Le gouvernement belge s'est résolument engagé à augmenter le taux d'emploi. Avec un nouveau paquet de mesures sociales, il met l’accent sur trois thèmes clés : renforcer l’incitation au travail, accélérer la réintégration des personnes en incapacité de longue durée et encourager des carrières plus longues et durables. Ces politiques auront un impact sur l’ensemble de la société mais aussi directement sur les priorités RH des employeurs.
L'un des objectifs centraux du gouvernement est de rendre le travail plus attractif par rapport à la non-activité, afin de ramener davantage de personnes au travail. Pour les personnes sans emploi, cela se traduit par des conditions d’accès plus strictes, et une limitation dans le temps de certaines allocations. Pour les travailleurs, l’objectif est d’augmenter le revenu net grâce à une réforme fiscale tout en maintenant les coûts à un niveau raisonnable pour les employeurs. Dans ce contexte, l’approbation récente de la possibilité d'accorder 2 euros supplémentaires en chèques-repas illustre cette évolution. Parallèlement, les packages salariaux devront davantage privilégier la rémunération brute, plutôt que les avantages en nature (plafonnés à 20 % du salaire), et sur les systèmes de rémunération alternatifs. Associées aux prochaines obligations de transparence salariale - qui révéleront les éventuelles incohérences internes - ces mesures imposeront aux employeurs de revoir en profondeur leur politique de rémunération. Un package salarial attractif reste un facteur clé pour attirer et retenir les talents.

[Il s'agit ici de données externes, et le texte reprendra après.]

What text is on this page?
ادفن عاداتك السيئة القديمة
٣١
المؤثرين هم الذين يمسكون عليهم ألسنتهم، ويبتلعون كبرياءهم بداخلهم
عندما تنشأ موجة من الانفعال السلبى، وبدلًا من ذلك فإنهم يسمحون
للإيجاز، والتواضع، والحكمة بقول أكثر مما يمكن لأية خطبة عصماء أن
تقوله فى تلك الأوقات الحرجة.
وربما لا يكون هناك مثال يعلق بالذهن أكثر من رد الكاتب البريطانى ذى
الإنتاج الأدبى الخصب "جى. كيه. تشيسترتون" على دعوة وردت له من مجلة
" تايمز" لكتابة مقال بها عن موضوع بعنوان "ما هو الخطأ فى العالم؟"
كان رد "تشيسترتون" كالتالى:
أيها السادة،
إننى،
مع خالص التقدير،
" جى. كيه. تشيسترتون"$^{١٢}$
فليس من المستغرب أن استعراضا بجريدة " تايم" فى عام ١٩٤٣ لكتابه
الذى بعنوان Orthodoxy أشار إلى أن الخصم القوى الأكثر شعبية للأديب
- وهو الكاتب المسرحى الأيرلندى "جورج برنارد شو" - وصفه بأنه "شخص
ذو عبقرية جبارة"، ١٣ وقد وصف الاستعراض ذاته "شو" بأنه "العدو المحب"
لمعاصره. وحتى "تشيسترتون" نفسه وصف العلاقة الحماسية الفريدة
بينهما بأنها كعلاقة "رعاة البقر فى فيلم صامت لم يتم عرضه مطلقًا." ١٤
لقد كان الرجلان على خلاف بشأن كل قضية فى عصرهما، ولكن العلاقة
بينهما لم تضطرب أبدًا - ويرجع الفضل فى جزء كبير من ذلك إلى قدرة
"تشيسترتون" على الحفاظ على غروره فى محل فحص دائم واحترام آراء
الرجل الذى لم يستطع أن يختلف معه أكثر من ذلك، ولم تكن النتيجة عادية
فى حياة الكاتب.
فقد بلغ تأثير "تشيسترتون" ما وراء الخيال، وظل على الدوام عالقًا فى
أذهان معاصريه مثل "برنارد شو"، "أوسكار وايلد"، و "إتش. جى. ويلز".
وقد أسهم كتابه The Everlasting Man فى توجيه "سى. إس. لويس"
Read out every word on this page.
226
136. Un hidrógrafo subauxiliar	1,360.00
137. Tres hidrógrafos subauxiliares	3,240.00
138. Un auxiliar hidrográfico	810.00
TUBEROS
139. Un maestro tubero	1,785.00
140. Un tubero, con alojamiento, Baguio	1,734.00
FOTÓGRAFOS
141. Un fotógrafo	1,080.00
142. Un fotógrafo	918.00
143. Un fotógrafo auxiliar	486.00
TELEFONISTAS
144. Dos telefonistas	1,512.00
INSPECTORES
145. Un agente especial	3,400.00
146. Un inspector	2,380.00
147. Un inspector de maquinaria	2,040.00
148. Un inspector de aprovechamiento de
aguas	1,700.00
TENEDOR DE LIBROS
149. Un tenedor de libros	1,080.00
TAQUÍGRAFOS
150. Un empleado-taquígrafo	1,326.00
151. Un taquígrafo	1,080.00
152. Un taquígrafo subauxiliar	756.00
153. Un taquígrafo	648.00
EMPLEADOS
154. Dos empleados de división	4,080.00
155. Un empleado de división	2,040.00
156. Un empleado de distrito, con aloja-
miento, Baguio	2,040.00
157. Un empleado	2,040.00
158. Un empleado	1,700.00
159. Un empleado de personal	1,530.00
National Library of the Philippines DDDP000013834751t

Le gouvernement veut également favoriser un retour plus rapide et durable des personnes en incapacité de longue durée en renforçant la collaboration entre toutes les parties concernées – employeurs, travailleurs, mutualités, médecins et services de l'emploi. Des sanctions financières pourront s’appliquer en l’absence d’efforts suffisants. Pour les employeurs, cela rend indispensable une politique de gestion de l'absentéisme, incluant des mesures de prévention de l'absentéisme pour cause de maladie (conditions de travail saines, équilibre vie professionnelle-vie privée, satisfaction au travail), ainsi que des procédures claires et sans ambiguïté en cas de maladie. En cas d'absentéisme de longue durée, le suivi actif et l’accompagnement vers un retour rapide et durable doivent constituer un élément central. Dans ce contexte, le processus de réintégration sera revu afin d’être enclenché plus tôt. Dans le cadre de la politique collective de réintégration légalement requise, les entreprises devront rendre compte du soutien offert dans les trajectoires individuelles, notamment par le travail adapté, les aménagements de postes et la reprise progressive du travail. Les changements législatifs récents et à venir renforcent aussi l'importance d'une politique d'absentéisme conforme et à jour.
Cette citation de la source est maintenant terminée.